La posición judicial responde a comentarios que sugieren que el sistema judicial estaría trasladando a adolescentes infractores a albergues del Patronato Nacional de la Infancia (PANI) como una forma de eludir responsabilidades. Desde el Poder Judicial se enfatiza que esa percepción es errónea y reduccionista, y se recordó que los jueces penales juveniles actúan conforme al interés superior del menor, priorizando la protección, integridad y dignidad de las personas adolescentes involucradas en procesos penales.
Niñez con derechos, incluso en conflicto con la ley
Las autoridades judiciales recalcaron que los adolescentes en conflicto con la ley siguen siendo sujetos plenos de derechos, tal como lo establece la Convención sobre los Derechos del Niño y la legislación nacional.
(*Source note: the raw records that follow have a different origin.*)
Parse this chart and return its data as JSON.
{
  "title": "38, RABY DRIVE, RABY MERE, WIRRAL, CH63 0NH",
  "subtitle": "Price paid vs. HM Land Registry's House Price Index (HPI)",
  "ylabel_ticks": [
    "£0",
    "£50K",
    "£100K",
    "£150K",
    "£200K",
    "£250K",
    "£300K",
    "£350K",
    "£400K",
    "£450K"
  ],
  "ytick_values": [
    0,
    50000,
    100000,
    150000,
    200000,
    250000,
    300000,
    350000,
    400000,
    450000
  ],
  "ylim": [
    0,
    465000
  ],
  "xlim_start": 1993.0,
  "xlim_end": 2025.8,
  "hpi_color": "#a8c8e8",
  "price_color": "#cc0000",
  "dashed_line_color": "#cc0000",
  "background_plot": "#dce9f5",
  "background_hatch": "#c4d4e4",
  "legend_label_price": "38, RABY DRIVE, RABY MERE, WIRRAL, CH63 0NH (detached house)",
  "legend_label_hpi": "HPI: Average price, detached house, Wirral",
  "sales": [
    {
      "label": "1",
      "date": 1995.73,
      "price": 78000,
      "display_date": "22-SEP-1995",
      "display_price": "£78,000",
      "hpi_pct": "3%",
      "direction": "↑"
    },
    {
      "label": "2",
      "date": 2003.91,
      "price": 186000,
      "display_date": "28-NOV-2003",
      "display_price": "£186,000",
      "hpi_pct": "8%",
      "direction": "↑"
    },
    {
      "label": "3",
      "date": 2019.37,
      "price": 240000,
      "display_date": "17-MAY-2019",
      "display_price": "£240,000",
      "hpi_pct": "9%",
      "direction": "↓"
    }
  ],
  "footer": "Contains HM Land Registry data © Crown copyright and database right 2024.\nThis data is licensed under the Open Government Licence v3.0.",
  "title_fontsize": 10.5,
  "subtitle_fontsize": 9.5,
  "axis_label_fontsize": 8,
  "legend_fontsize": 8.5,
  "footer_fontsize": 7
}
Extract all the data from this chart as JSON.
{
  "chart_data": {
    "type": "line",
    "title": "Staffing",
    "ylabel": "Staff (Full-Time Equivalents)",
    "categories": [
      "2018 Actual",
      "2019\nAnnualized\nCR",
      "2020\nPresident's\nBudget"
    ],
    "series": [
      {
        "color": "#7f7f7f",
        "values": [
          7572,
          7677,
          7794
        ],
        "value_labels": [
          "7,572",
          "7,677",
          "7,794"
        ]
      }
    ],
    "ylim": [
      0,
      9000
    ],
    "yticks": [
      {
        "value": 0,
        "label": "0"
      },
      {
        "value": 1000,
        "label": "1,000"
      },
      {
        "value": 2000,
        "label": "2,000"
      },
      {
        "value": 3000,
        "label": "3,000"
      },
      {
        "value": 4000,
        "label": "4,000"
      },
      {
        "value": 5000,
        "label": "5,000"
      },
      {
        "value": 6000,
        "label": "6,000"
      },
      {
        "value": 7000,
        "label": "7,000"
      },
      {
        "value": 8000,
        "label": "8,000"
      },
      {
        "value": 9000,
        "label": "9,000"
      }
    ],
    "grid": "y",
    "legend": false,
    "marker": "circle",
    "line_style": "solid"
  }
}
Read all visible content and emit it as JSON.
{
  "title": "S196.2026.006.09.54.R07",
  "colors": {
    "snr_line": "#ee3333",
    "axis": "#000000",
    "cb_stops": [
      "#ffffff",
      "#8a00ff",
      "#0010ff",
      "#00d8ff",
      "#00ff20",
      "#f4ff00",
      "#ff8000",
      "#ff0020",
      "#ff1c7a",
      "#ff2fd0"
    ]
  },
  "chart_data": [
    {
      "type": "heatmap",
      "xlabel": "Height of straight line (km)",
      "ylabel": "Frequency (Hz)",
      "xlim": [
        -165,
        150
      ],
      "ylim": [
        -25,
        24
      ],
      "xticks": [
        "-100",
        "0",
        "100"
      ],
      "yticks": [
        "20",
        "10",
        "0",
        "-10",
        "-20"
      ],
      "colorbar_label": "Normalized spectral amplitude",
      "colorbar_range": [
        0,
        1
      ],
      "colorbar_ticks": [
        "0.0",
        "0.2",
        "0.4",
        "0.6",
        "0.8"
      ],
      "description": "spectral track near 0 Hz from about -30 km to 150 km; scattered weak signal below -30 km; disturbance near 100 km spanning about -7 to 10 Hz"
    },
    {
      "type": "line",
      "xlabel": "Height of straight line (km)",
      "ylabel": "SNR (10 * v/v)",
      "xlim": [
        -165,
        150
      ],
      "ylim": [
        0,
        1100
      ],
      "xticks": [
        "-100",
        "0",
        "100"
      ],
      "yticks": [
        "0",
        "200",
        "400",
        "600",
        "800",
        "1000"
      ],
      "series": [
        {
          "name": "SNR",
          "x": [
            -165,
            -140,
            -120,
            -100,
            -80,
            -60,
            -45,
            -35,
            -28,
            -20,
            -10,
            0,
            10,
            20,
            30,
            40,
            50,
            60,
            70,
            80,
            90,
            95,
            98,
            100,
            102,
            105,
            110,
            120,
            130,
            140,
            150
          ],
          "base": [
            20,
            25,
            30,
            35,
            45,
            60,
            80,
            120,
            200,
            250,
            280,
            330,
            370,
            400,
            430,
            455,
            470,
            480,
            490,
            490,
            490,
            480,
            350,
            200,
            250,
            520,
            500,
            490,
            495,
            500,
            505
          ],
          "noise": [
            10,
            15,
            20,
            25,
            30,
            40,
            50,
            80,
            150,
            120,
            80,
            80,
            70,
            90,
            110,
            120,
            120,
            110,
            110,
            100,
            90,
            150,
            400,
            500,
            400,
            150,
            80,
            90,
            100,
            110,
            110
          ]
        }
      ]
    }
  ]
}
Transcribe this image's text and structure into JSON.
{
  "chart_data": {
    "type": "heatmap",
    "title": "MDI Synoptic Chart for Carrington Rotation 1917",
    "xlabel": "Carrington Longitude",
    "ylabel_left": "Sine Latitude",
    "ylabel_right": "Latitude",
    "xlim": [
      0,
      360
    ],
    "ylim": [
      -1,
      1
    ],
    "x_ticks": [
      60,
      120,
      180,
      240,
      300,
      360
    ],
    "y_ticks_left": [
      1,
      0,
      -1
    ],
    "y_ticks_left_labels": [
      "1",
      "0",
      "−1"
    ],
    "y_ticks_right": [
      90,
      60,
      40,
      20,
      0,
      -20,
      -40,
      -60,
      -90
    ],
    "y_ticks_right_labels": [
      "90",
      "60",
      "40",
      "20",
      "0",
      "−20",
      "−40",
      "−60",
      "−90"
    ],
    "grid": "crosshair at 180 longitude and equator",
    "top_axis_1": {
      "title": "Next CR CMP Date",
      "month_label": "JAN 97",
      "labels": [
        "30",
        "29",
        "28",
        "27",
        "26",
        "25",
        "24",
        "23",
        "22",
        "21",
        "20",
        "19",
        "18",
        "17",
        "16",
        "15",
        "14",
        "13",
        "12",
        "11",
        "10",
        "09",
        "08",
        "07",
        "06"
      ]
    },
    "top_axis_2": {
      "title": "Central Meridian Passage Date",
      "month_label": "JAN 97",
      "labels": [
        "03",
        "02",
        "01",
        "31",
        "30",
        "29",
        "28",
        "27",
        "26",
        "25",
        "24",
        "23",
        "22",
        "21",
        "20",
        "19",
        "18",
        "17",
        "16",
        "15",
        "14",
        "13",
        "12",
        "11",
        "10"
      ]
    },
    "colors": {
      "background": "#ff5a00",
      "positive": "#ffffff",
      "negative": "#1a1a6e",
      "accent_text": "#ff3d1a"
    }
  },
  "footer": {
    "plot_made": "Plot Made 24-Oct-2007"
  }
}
Esto incluye el derecho a la protección estatal, a una vida digna, y al acceso a servicios esenciales como vivienda, alimentación, salud y educación.
Muchos de los jóvenes que ingresan al sistema penal juvenil provienen de contextos marcados por abandono, pobreza, violencia y exclusión social. Ante estas realidades, el rol de los jueces penales no se limita a resolver el aspecto judicial, sino que también deben garantizar condiciones de protección cuando no existen figuras parentales responsables, recurriendo a instituciones como el PANI para garantizar la seguridad de los menores.
Envío a albergues no es castigo, sino protección
El Poder Judicial fue enfático en desmentir que los albergues del PANI estén siendo utilizados como sustitutos de centros penales. En muchos casos, los delitos no son graves ni ameritan medidas privativas de libertad, por lo que la reubicación temporal en un albergue responde únicamente a situaciones de riesgo, desamparo o vulnerabilidad extrema.
Los jueces juveniles entienden claramente los límites y competencias de cada institución. Las medidas adoptadas buscan preservar la seguridad e integridad del menor, no castigar. “Enviar a un adolescente a un albergue del PANI no es ‘quitarse el tiro’, sino una respuesta humanitaria y legal ante la falta de redes de apoyo familiar”, señala la postura judicial.
Un llamado a fortalecer políticas de protección integral
Finalmente, el Poder Judicial hizo un llamado a las instituciones del Estado para fortalecer de manera urgente las alternativas integrales de protección. Esto incluye dotar al PANI y demás órganos vinculados con equipos interdisciplinarios capacitados, espacios adecuados, y políticas públicas que no revictimicen a los menores, sino que promuevan su reintegración social.
Desde la judicatura se insiste en que la solución no puede ser únicamente represiva. Es fundamental ofrecer a estos jóvenes oportunidades reales, acompañamiento psicosocial, y programas que rompan el ciclo delictivo, construyendo rutas de inserción, educación y esperanza.